Stranger still was the reaction from the U.S. Treasury market. Higher inflation should be bad for bonds, which already yield far less than the inflation rate. But Treasury prices rose this past week, sending yields, which move in the opposite direction, lower. The 10-year yield fell 0.097 point, to 1.462%, its largest one-week drop in about a year.
Lower bond yields in response to higher inflation suggest that the investors have bought what the Federal Reserve, which meets this coming week, is selling—that inflation is temporary and there’s no need to worry about a ’70s-style price shock developing.
Perhaps. But RBC’s Tom Porcelli notes that the Fed’s “transitory” comments were never about hyperinflation but something far tamer: Fed Vice Chair Richard Clarida has said that the central bank wants to see a year’s worth of 2% inflation before tightening monetary policy.
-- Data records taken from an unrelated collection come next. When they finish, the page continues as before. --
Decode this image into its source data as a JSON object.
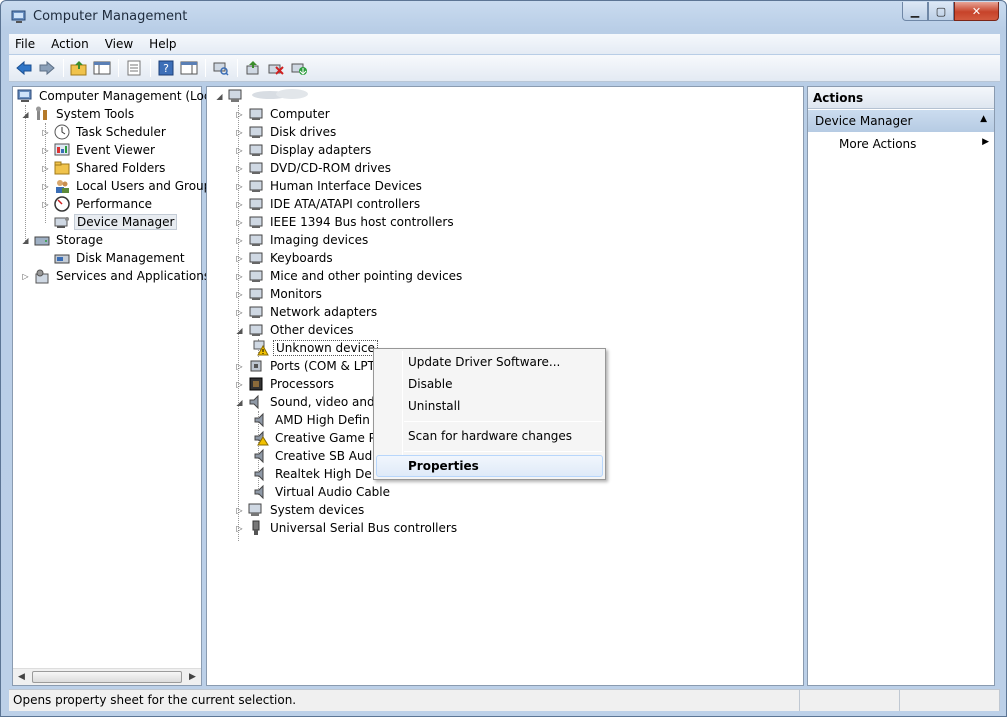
{
  "window": {
    "title": "Computer Management"
  },
  "menu": [
    "File",
    "Action",
    "View",
    "Help"
  ],
  "left_tree": {
    "root": "Computer Management (Local",
    "system_tools": "System Tools",
    "task_scheduler": "Task Scheduler",
    "event_viewer": "Event Viewer",
    "shared_folders": "Shared Folders",
    "local_users": "Local Users and Groups",
    "performance": "Performance",
    "device_manager": "Device Manager",
    "storage": "Storage",
    "disk_management": "Disk Management",
    "services": "Services and Applications"
  },
  "device_tree": {
    "categories": [
      "Computer",
      "Disk drives",
      "Display adapters",
      "DVD/CD-ROM drives",
      "Human Interface Devices",
      "IDE ATA/ATAPI controllers",
      "IEEE 1394 Bus host controllers",
      "Imaging devices",
      "Keyboards",
      "Mice and other pointing devices",
      "Monitors",
      "Network adapters",
      "Other devices"
    ],
    "unknown_device": "Unknown device",
    "ports": "Ports (COM & LPT)",
    "processors": "Processors",
    "sound": "Sound, video and ga",
    "sound_children": [
      "AMD High Defin",
      "Creative Game P",
      "Creative SB Aud",
      "Realtek High De",
      "Virtual Audio Cable"
    ],
    "tail": [
      "System devices",
      "Universal Serial Bus controllers"
    ]
  },
  "actions": {
    "header": "Actions",
    "section": "Device Manager",
    "more": "More Actions"
  },
  "context_menu": {
    "update": "Update Driver Software...",
    "disable": "Disable",
    "uninstall": "Uninstall",
    "scan": "Scan for hardware changes",
    "properties": "Properties"
  },
  "status": "Opens property sheet for the current selection.",
  "icons": {
    "back": "back-arrow-icon",
    "forward": "forward-arrow-icon",
    "warning": "warning-icon"
  },
  "colors": {
    "accent": "#3a6db5",
    "warning": "#f2c200",
    "close": "#c7432a"
  }
}
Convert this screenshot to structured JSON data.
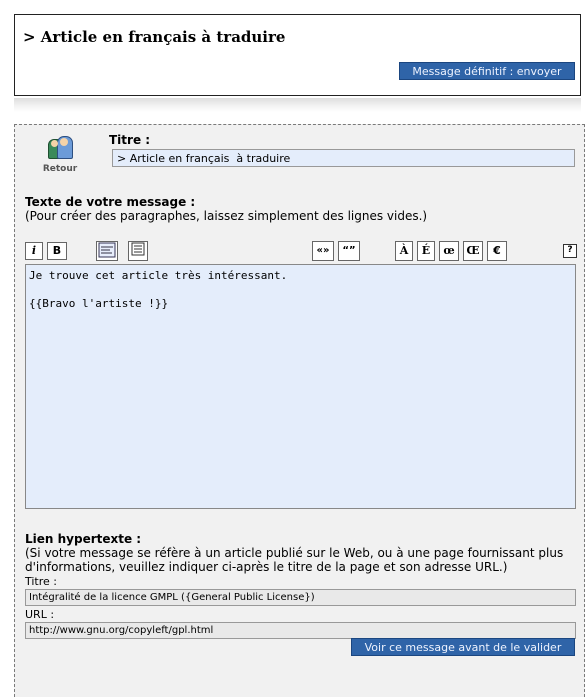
{
  "preview": {
    "title": "> Article en français à traduire",
    "send_button": "Message définitif : envoyer"
  },
  "form": {
    "retour_label": "Retour",
    "titre_label": "Titre :",
    "titre_value": "> Article en français  à traduire",
    "texte_label": "Texte de votre message :",
    "texte_hint": "(Pour créer des paragraphes, laissez simplement des lignes vides.)",
    "toolbar": {
      "italic": "i",
      "bold": "B",
      "quote": "«»",
      "quote2": "“”",
      "a_grave": "À",
      "e_acute": "É",
      "oe": "œ",
      "OE": "Œ",
      "euro": "€",
      "help": "?"
    },
    "message_text": "Je trouve cet article très intéressant.\n\n{{Bravo l'artiste !}}",
    "lien_label": "Lien hypertexte :",
    "lien_hint": "(Si votre message se réfère à un article publié sur le Web, ou à une page fournissant plus d'informations, veuillez indiquer ci-après le titre de la page et son adresse URL.)",
    "lien_titre_label": "Titre :",
    "lien_titre_value": "Intégralité de la licence GMPL ({General Public License})",
    "url_label": "URL :",
    "url_value": "http://www.gnu.org/copyleft/gpl.html",
    "preview_button": "Voir ce message avant de le valider"
  }
}
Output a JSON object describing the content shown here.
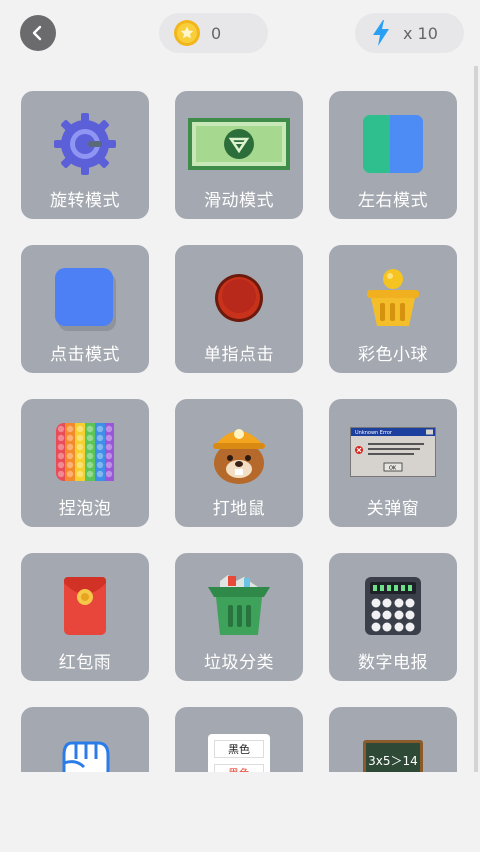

“That’s it,” he says. “Not 5% inflation, not 15% inflation, 2% inflation. We think that is an incredibly low hurdle, which the transitory crowd seems to lack an appreciation for.”
But Porcelli also thinks inflation has a good chance of being stronger than that. It’s been easy to dismiss inflation as just a product of used cars or other parts of the reopening economy, but he notes that it’s been far broader than that. Meanwhile, the services component of the economy is only beginning to reopen, and the same kind of bottlenecks faced in the goods economy could show up there as well. If he’s right, then the market’s recent reaction to inflation could be misguided.
“It almost feels like the market is all-in on transitory inflation,” writes Porcelli, who sees low Treasury yields triggering “a larger volatility event later in the year.”
Of course, falling bond yields could also suggest that the market is starting to price in slower growth—and perhaps even a growth scare later in the year, something that would be deadly for economically sensitive value stocks. History suggests otherwise, writes Sundial Capital Research’s Dean Christians. The S&P 500 closed at a new all-time high this past week, while the 10-year yield closed at its lowest level in three months—only the 18th time since 1968 that the index closed at a three-year high while bonds traded at a near-term low.
On previous occasions, the S&P 500 was higher six months later 82% of the time, with a median gain of 6.9%. Growth stocks gained 5.4% and were higher 71% of the time, while value stocks gained 11.2% and were higher 88% of the time—giving value the upper hand.
Inflation fears are dead. Long live inflation fears.